The total amount of the loan is yet to be determined, but answering another inquiry from those in attendance, Gamble said one of the ways to pay off the debt could be establishing a sales tax several months from now. If passed, the tax would likely be for a limited time and may go further since the debt has dropped from $8 million to $5 million from the start of bankruptcy to now.
“The city sales tax is to pay off our existing debt, which will include this new bridge loan… it has to be large enough to ensure our plan works,” said Gamble, who answered another inquiry that more could be known on details of the loan as early as the coming week. “All discussions I’ve been involved with it is a sunset tax.”
Patrick Grimmett, who will be officially sworn in as a new council member at the first meeting in May weighed in with some input that another way the debt could be paid off is if the hospital is leased to the potential suitor first.
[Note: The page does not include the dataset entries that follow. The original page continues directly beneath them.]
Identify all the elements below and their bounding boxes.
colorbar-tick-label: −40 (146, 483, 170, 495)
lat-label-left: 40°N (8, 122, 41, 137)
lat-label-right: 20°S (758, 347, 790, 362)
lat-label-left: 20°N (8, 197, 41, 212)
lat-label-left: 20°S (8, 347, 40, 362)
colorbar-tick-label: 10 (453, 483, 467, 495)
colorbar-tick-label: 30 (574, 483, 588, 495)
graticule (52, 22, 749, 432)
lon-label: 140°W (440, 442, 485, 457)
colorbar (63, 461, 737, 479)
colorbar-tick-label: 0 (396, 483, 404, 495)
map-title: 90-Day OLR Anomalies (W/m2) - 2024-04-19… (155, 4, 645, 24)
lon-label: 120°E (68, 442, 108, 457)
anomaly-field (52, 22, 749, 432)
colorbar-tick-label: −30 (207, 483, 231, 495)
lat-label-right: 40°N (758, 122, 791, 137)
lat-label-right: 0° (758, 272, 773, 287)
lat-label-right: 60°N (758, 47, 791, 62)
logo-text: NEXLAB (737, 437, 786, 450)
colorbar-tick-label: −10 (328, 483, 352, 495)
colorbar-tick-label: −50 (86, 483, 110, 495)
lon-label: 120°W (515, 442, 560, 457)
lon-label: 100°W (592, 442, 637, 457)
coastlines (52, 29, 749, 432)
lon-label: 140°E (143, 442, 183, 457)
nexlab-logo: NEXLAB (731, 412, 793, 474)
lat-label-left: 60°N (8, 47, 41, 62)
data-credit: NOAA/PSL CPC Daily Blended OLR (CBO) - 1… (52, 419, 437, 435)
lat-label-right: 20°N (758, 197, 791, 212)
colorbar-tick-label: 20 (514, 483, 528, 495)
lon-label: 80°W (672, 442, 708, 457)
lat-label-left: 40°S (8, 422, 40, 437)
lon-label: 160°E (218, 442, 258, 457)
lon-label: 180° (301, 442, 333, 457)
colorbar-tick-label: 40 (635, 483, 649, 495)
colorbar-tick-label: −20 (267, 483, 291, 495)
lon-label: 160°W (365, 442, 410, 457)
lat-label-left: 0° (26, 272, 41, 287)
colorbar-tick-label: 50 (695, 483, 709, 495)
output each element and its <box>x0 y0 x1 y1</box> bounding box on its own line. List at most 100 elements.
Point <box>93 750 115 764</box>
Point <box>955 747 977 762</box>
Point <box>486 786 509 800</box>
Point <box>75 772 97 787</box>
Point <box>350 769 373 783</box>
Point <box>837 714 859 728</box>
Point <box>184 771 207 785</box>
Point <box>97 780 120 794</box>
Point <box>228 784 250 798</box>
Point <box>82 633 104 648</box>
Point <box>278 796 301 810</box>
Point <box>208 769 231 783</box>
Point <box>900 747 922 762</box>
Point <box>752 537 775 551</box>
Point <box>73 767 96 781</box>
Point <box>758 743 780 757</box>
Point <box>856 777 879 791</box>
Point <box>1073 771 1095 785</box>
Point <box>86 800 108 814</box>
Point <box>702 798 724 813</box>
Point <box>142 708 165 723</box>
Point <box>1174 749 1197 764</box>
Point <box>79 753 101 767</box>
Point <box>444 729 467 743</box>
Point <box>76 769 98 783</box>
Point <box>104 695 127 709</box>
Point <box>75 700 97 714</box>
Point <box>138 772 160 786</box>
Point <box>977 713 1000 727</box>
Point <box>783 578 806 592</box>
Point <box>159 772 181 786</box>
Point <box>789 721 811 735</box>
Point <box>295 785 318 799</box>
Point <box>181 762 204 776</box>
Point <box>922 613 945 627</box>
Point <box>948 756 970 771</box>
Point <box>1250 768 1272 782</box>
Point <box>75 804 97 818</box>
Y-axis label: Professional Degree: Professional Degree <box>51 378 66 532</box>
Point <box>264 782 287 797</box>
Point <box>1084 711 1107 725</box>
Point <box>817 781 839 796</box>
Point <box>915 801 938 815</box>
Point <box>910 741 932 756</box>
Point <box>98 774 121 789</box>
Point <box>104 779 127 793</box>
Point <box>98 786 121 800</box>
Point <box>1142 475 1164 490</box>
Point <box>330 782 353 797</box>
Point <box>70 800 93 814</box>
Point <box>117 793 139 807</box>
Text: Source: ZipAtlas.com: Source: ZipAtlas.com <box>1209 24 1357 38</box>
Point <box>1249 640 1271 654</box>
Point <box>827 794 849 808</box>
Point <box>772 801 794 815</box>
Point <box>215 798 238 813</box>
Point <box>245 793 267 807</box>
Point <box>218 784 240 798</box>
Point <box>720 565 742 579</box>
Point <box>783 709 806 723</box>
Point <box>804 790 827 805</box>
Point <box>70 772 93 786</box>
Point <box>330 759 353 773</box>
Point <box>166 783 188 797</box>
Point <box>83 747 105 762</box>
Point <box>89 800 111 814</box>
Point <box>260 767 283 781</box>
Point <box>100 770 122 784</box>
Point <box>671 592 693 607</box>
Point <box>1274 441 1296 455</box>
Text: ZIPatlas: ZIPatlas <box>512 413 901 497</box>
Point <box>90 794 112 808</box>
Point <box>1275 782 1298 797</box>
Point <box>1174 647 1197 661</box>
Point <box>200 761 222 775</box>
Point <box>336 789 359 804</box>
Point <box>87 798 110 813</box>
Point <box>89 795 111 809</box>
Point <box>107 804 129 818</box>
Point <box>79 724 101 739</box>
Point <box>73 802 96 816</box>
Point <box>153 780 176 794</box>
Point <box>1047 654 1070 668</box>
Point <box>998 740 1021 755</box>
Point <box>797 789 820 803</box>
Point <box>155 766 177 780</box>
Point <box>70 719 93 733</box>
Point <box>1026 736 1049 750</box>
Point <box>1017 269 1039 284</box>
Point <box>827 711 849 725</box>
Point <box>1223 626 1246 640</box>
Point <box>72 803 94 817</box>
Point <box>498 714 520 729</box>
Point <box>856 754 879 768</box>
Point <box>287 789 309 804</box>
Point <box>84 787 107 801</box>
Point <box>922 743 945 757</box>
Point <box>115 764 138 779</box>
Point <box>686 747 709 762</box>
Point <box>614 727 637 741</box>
Answering another question, Gamble said the sales tax could then create a reserve fund where purchase of equipment/services would be even easier and that as a result of the agreement they will not be in contact with any other suitors with the focus on completing a deal.
“We still have the same home town care,” said Gamble, noting how after talking to their chapter 9 bankruptcy lawyers, the feeling he gets is that they are very positive about their prospects. “I assure you does make a difference to have it.”
In the end, Blevins also attempted to offer some comfort, especially to the employees there to keep as positive an attitude as possible while they work things out and to try and create an example that encourages people to use the hospital as a service. Several comments from the employees there included feelings like because they will have a presence at BrickFest next weekend they are still committed to the community and that doctors here are still looking for patients, means there is still room to grow medical care.